Sector das comunicações registou cerca de 27,8 mil reclamações no 3.º trimestre de 2022

No 3.º trimestre de 2022, a ANACOM registou cerca de 27,8 mil reclamações escritas contra prestadores de serviços de comunicações, menos 14% do que em igual período de 2021, mantendo-se a tendência de descida face ao período homólogo, marcado pelos efeitos da pandemia, embora tenham aumentado face ao trimestre anterior, período em que se registaram cerca de 25,9 mil reclamações.

As comunicações eletrónicas foram as mais reclamadas, com 18 mil reclamações (65% do total de reclamações), menos 10% que no 3.º trimestre de 2021. As reclamações sobre serviços postais foram as que mais diminuíram face a igual período do ano passado, situando-se nas 9,8 mil (35% do total), menos 20%.

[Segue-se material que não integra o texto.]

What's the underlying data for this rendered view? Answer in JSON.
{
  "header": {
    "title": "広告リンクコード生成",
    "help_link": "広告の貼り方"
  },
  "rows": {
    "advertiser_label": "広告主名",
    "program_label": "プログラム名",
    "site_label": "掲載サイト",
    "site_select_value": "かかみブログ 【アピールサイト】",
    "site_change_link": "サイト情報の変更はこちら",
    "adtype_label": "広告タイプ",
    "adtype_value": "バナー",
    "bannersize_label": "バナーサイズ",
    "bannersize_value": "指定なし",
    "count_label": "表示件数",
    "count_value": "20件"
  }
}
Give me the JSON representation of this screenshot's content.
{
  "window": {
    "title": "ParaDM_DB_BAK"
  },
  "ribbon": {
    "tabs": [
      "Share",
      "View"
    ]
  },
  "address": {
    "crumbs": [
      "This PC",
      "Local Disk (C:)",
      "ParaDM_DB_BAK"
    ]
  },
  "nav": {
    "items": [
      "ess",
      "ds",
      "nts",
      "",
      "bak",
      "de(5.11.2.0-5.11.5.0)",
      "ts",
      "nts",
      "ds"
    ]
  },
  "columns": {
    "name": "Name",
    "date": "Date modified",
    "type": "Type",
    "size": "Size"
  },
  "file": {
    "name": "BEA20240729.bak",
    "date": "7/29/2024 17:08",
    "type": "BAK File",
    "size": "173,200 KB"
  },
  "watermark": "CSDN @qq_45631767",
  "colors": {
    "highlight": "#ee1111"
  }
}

O distrito com o maior número de reclamações sobre serviços de comunicações eletrónicas foi Lisboa, com cerca de 22 reclamações por 10 000 habitantes, seguido de Setúbal, com 21. Braga foi o distrito com menos reclamações, com cerca de 6 por 10 000 habitantes. Nos serviços postais, o Algarve foi o distrito com mais reclamações, 17 por 10 000 habitantes. Guarda, Portalegre e Bragança registaram o menor número de reclamações, com cerca de 2 por 10 000 habitantes.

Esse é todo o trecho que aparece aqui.